Knight Ridder Newspapers

MIAMI — A British research firm recently combed 25,000 DNA samples searching for a modern descendant of Genghis Khan from outside the Mongolian warlord's ancient empire.

They found one: a University of Miami accounting professor with a receding hairline.

Tom Robinson, 48, of Palmetto Bay, Fla., has taken the odd news with amiable modesty. In some quarters, he's being treated like the guy who walks into a store and finds out he's the millionth customer. The Mongolian ambassador to the U.S. plans to invite him as an honored guest to his Washington embassy.

They're an unlikely pair, the emperor and the accountant. Genghis was known as the type of guy who would conquer villages across two continents, murder entire tribes and take thousands of female partners.
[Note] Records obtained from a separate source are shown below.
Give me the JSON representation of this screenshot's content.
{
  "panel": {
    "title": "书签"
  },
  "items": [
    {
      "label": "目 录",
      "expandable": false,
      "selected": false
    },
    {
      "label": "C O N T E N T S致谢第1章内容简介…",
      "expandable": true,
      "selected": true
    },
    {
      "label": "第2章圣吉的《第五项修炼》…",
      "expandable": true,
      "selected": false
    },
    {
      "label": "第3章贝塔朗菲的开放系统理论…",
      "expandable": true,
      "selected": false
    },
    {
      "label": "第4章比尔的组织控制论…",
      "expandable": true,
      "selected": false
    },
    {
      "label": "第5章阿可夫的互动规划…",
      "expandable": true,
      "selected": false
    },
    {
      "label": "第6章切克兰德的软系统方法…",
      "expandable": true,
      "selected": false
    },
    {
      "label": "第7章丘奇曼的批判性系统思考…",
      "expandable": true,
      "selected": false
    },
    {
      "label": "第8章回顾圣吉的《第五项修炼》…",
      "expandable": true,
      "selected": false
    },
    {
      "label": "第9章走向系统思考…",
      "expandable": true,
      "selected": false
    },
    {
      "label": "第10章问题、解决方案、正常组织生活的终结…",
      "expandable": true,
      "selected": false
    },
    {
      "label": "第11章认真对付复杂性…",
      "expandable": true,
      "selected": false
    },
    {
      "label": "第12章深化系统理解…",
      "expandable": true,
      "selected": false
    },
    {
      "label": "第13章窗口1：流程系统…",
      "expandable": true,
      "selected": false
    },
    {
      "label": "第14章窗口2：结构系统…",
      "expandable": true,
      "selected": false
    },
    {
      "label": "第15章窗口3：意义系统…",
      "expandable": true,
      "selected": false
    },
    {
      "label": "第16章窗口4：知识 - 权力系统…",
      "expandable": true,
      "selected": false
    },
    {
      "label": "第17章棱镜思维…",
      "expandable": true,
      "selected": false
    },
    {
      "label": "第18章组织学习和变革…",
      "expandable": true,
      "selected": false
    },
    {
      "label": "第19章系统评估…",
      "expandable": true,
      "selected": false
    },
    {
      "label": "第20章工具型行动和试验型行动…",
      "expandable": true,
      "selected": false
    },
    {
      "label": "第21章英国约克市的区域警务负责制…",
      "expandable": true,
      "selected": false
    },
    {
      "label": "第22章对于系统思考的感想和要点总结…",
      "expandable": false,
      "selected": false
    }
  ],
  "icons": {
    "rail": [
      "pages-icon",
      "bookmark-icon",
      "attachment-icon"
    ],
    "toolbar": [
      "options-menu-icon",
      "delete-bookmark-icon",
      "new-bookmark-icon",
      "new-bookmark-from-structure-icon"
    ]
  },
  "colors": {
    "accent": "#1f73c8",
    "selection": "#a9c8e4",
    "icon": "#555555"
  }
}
Robinson, on the other hand, just returned from a cruise to Alaska with his wife of 25 years.

"I think I do have a certain number of administrative skills," Robinson said, noting he once was president of a local financial-analyst society. "I haven't done any conquering, per se."

Despite their disparate lifestyles, the link is backed by strong genetic evidence, said Bryan Sykes, an Oxford University geneticist who conducted the research for his private company, Oxford Ancestors. Robinson's Y chromosome bears seven of nine genetic markers identical to the Genghis genetic signature, remarkably close, considering the two men lived more than 700 years apart, Sykes said.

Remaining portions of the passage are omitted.